May 2005 Archives
May 26, 2005
"Photographs are always a confrontation with reality, first by the person who takes them, then by those who look at them, adhere to them or reject them. You could say that our collections of photographs are what we like or can accept of life."
Agathe Gaillard opened the very first photography gallery in Paris in June 1975. Last night, she celebrated the 30th anniversary of the Galerie with a magical party that extended out from the intimate exhibition space into a broad cobble-stone courtyard in the Marais, where the gallery has been attracting the best and brightest since its inception. Quite a few of the well-wishers were toting vintage Leicas, and greeted each other with wide smiles, hugs, kisses, and the warmth of long-time friendships.
Everyone brought photographs, too, at the request of Agathe. So in many ways, it was a wonderful way to get to know people, or for old friends to catch up with each other.

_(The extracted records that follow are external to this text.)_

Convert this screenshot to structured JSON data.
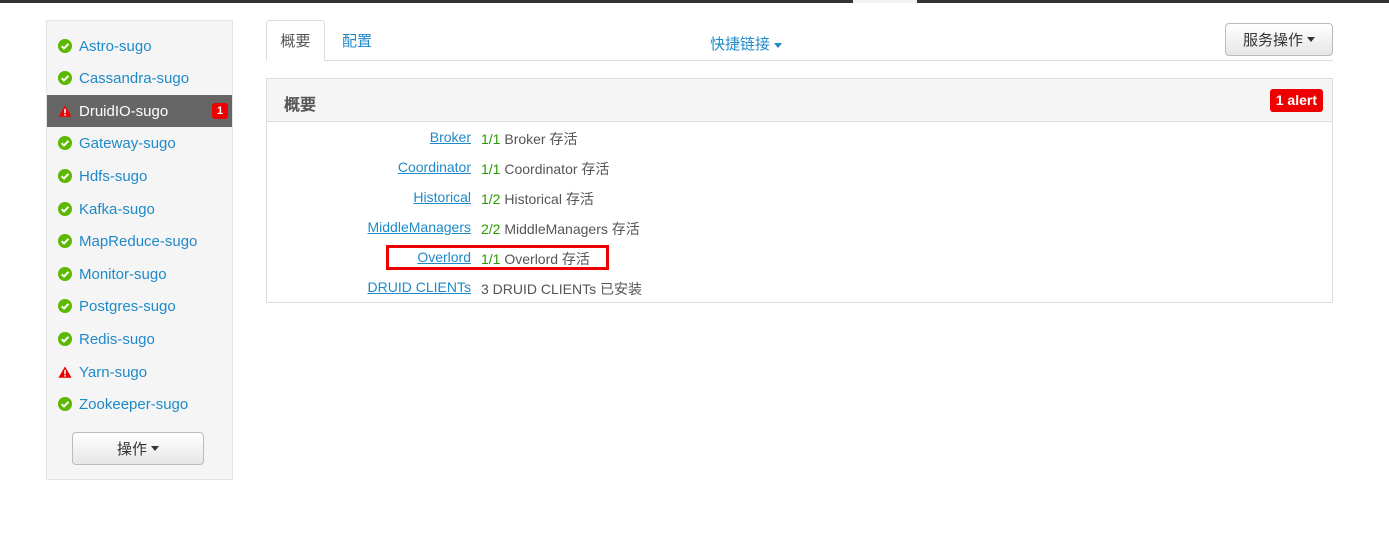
{
  "sidebar": {
    "services": [
      {
        "name": "Astro-sugo",
        "status": "ok",
        "icon": "check-circle-icon"
      },
      {
        "name": "Cassandra-sugo",
        "status": "ok",
        "icon": "check-circle-icon"
      },
      {
        "name": "DruidIO-sugo",
        "status": "alert",
        "icon": "warning-icon",
        "alerts": "1"
      },
      {
        "name": "Gateway-sugo",
        "status": "ok",
        "icon": "check-circle-icon"
      },
      {
        "name": "Hdfs-sugo",
        "status": "ok",
        "icon": "check-circle-icon"
      },
      {
        "name": "Kafka-sugo",
        "status": "ok",
        "icon": "check-circle-icon"
      },
      {
        "name": "MapReduce-sugo",
        "status": "ok",
        "icon": "check-circle-icon"
      },
      {
        "name": "Monitor-sugo",
        "status": "ok",
        "icon": "check-circle-icon"
      },
      {
        "name": "Postgres-sugo",
        "status": "ok",
        "icon": "check-circle-icon"
      },
      {
        "name": "Redis-sugo",
        "status": "ok",
        "icon": "check-circle-icon"
      },
      {
        "name": "Yarn-sugo",
        "status": "alert",
        "icon": "warning-icon"
      },
      {
        "name": "Zookeeper-sugo",
        "status": "ok",
        "icon": "check-circle-icon"
      }
    ],
    "actions_label": "操作"
  },
  "tabs": [
    {
      "label": "概要",
      "active": true
    },
    {
      "label": "配置",
      "active": false
    }
  ],
  "quick_links_label": "快捷链接",
  "service_actions_label": "服务操作",
  "panel": {
    "title": "概要",
    "alert_badge": "1 alert",
    "components": [
      {
        "label": "Broker",
        "count": "1/1",
        "text": "Broker 存活"
      },
      {
        "label": "Coordinator",
        "count": "1/1",
        "text": "Coordinator 存活"
      },
      {
        "label": "Historical",
        "count": "1/2",
        "text": "Historical 存活"
      },
      {
        "label": "MiddleManagers",
        "count": "2/2",
        "text": "MiddleManagers 存活"
      },
      {
        "label": "Overlord",
        "count": "1/1",
        "text": "Overlord 存活",
        "highlighted": true
      },
      {
        "label": "DRUID CLIENTs",
        "count": "",
        "text": "3 DRUID CLIENTs 已安装"
      }
    ]
  },
  "colors": {
    "ok": "#5cb800",
    "alert": "#e00000",
    "link": "#1f8ac9",
    "count": "#2a9b00"
  }
}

From the beginning, Agathe Gaillard helped to introduce the world to the ground-breaking visions of photographers like Jean-Philippe Charbonnier, Ralph Gibson, Henri Cartier-Bresson, André Kertesz, Edouard Boubat, Robert Doisneau, and Gisele Freund. She continues today to exhibit new, emerging photographers, along with the work of those whose work has been recognized and appreciated for decades.
Congratulations Agathe Gaillard, and thank you!
May 18, 2005
© Larry Towell, 2000, Stephen Bulger Gallery, Courtesy of Photo-London
The photographs being shown at the current world-photo exhibition in London may signal the point in time at which even the most isolated events in far-off places can be experienced in near-real-time by anyone who tunes in to a web broadcast of current news (or fashion or cultural fetish). The medium of photography, I think, is just now beginning to show its potential as a universal means of communication -- in all of its wonderful and various modes of sincerity, cynicysm, humanity, horror, and celebration of bizarre behavior. Have you taken a photograph this week? Why? Or why not?
May 11, 2005
Place des Vosges, May 2005
Two weeks ago we moved to Paris. It's a dream. Still stunned and amazed. Pleased to report that photography is flourishing here (as it has since the beginning of photography). Now that we're established in our light-filled 17th century editorial offices, we hope to crank up the volume a bit.
By chance, Ralph Gibson was in town last week and came by our place for dinner and conversation. An unexpected delight. He entertained us with original jazz compositions on guitar, and talked about his current photography project in Brazil, new books, and starting out with Dorothea Lange and Robert Frank. Jeff Cowen was here, too, and we talked until 3 a.m. Robert Frank's advice to Gibson (which he says he still takes to heart): "Start with a point of departure."